In the past, I’ve seen how the Chromebooks can become babysitters while kids play on websites like Cool Math Games, Fun Brain, Sheppard Software or Math Game Time. If I’m being honest, even Prodigy Game is more game than it is learning. That’s not to say that these don’t have a place in the classroom at all. In my opinion, they should be relegated to rainy day recess activities because they are games. Another option would be to tell students to play these games for homework. If we assign specific practice that students actually need, they’d get more out of these programs and they’d probably be more likely to do their homework if it involved playing a game instead of completing a worksheet. One website that goes a little bit further than just providing games is Math Playground. In addition to having games, it also has logic puzzles, instructional videos, and a “Story Math” section that models word problems with step-by-step solutions.
If you’re interested in playing math-themed music videos for your students, Flocabulary and Numberock have free songs that kids enjoy. If you want a neat site for online fluency practice, Xtramath might be what you are looking for. Many of the websites I’ve listed provide a variety of resources in addition to the pieces I’ve mentioned and I encourage you to click on the links and explore the features to see what might be beneficial. The next few links provide what I think are great activities to get your students thinking about math in new and different ways. At Which One Doesn’t Belong, classes can get into some amazing math dialogue about which one doesn’t belong. KenKen puzzles are what I would call the next level of Sudoku, and require students to use number sense and mathematical operations to solve a puzzle. It doesn’t have the strongest math problems, but Free rice does give students the chance to fight hunger while they practice math facts because it donates rice with every correct answer.
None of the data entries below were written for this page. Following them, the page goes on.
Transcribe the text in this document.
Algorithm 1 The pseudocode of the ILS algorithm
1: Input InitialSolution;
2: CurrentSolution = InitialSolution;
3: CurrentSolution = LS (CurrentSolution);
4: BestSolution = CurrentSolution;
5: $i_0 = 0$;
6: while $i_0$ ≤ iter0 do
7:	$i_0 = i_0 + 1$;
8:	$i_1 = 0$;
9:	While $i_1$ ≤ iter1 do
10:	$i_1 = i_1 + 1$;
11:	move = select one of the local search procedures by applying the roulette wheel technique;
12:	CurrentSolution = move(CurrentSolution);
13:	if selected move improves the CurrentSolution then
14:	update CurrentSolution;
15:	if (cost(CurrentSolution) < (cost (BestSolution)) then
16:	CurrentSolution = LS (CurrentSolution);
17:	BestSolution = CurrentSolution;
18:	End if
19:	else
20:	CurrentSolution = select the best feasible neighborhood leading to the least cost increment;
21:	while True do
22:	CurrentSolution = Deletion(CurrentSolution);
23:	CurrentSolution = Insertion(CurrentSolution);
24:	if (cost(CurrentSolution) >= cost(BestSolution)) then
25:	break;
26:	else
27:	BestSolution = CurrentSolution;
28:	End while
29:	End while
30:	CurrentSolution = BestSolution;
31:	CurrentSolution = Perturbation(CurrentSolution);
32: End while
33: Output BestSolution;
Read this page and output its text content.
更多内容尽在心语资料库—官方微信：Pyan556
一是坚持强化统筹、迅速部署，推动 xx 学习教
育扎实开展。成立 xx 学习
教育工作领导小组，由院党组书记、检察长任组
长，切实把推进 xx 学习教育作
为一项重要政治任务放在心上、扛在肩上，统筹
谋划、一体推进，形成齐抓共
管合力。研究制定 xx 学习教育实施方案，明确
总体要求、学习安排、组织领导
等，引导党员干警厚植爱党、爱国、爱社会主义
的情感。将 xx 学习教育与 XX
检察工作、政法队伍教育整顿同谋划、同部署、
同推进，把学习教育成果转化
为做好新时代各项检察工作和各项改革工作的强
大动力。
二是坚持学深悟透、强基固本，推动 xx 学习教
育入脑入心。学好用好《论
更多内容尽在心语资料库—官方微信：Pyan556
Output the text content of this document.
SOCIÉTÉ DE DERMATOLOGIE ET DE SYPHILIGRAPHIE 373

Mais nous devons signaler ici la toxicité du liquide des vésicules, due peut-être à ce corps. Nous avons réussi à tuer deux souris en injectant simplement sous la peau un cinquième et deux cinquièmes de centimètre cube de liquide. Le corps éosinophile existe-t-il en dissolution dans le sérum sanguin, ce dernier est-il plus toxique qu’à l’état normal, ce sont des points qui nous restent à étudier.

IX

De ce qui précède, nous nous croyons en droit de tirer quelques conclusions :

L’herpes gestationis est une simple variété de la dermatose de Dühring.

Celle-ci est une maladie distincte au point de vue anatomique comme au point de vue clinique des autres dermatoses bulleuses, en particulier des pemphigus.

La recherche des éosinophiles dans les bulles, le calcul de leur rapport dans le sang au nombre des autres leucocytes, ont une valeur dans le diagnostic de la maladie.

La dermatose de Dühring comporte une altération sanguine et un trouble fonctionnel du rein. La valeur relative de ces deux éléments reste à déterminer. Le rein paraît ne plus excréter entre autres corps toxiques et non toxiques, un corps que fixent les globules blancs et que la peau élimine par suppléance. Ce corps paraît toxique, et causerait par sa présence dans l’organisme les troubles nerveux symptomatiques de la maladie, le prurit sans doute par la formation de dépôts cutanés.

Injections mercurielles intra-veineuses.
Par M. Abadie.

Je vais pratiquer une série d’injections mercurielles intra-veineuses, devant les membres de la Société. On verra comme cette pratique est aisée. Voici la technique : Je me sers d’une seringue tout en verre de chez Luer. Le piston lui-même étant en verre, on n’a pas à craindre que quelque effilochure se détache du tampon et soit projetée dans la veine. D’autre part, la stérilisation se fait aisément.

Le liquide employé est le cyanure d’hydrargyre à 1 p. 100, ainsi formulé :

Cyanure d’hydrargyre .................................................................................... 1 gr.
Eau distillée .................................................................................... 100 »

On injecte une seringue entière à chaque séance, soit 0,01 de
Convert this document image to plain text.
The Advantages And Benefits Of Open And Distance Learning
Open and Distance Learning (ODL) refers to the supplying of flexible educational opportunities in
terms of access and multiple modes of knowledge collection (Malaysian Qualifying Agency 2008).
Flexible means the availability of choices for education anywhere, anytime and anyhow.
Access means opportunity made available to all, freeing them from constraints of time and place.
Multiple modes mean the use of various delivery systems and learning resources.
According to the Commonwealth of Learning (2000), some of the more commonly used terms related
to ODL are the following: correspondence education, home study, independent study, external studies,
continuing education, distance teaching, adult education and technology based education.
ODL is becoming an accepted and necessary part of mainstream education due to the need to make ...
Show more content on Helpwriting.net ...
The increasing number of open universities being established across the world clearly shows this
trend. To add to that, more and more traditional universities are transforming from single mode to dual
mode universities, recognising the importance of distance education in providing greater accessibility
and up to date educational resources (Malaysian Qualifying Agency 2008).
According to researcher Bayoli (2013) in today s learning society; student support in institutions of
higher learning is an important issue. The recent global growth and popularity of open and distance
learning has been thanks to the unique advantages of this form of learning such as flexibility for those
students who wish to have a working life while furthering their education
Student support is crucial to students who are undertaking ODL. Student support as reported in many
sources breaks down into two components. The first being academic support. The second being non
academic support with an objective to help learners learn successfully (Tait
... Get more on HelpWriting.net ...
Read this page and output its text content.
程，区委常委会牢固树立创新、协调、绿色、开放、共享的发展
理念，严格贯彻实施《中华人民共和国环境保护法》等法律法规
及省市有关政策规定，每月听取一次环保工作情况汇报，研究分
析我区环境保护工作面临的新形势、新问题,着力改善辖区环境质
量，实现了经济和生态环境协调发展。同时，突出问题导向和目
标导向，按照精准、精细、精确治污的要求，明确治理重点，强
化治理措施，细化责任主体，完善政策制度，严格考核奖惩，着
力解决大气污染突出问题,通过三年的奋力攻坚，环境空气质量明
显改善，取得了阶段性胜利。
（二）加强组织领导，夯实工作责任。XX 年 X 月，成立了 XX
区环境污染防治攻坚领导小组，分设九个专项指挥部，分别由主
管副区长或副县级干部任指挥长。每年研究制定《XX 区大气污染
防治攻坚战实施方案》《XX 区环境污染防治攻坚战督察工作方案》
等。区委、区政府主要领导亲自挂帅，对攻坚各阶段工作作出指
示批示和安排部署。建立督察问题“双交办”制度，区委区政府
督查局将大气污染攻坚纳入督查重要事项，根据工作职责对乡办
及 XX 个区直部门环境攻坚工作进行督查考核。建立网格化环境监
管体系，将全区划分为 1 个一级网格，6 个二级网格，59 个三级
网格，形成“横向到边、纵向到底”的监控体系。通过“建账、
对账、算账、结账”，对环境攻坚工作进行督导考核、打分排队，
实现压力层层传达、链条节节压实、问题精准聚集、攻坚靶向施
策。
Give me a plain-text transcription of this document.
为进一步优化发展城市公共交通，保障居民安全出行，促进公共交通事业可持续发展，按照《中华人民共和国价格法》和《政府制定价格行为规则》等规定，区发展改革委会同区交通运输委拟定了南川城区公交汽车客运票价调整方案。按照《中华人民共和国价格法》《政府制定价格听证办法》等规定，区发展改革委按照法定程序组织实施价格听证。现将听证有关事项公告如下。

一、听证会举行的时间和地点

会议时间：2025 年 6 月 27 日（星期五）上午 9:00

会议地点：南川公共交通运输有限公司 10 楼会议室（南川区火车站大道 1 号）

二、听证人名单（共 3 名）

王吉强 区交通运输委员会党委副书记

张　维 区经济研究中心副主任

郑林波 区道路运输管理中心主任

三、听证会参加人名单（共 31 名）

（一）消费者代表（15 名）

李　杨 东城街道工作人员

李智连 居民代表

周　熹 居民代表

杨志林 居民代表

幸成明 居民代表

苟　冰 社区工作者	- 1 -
This section is dedicated to middle and high school math teachers. I haven’t recently met a single subject math teacher who didn’t already know about Desmos, but if you’re new to the profession, or you somehow missed it, Desmos provides a free online graphing calculator with many features. In addition, at Teacher Desmos you can find a myriad of activities to use with students. You’ll want to get comfortable with Desmos if you’re teaching high school math in SUSD next year because it is embedded in many of the Pearson enVision lessons. A different website that also has a graphing calculator is Geogebra. This site also has 3-D math features and worksheets. A third reference for high school teachers is Shodor. This site provides interactive activities for students in grades 3 through undergraduate level.
More resources for teachers can be found at Illuminations. This is the National Council of Teachers of Mathematics page, and it contains lesson plans, games, activities, and brain teasers from a very reputable source. The same organization has another site, Figure This, with games, family practice, and challenges in English and Spanish for the middle grades. Another source for middle grades is PBS Learning Media. Here, you can find culturally relevant video logs that are added to regularly. The website Greg Tang Math is helpful because it offers a variety of resources for both student and teacher learning. Like many other pages, it has games, worksheets, and student lessons, but unlike others, it also provides teacher professional development and center activities (be aware that some are not free).
Finally, one last resource that I have found to be helpful over the years, is Natural Library of Virtual Manipulatives. Here, you will find virtual manipulatives for just about every math concept from pre-K through twelfth grade. The site is clearly organized by math strand and by grade. Unfortunately, there may be issues with Java, depending on which device you are using to access the website. However, if you are able to use these virtual manipulatives with students, they can be very powerful and are a free alternative to purchasing physical manipulatives for your class. If you’ve read this far, I hope you came across at least one resource that will support student learning.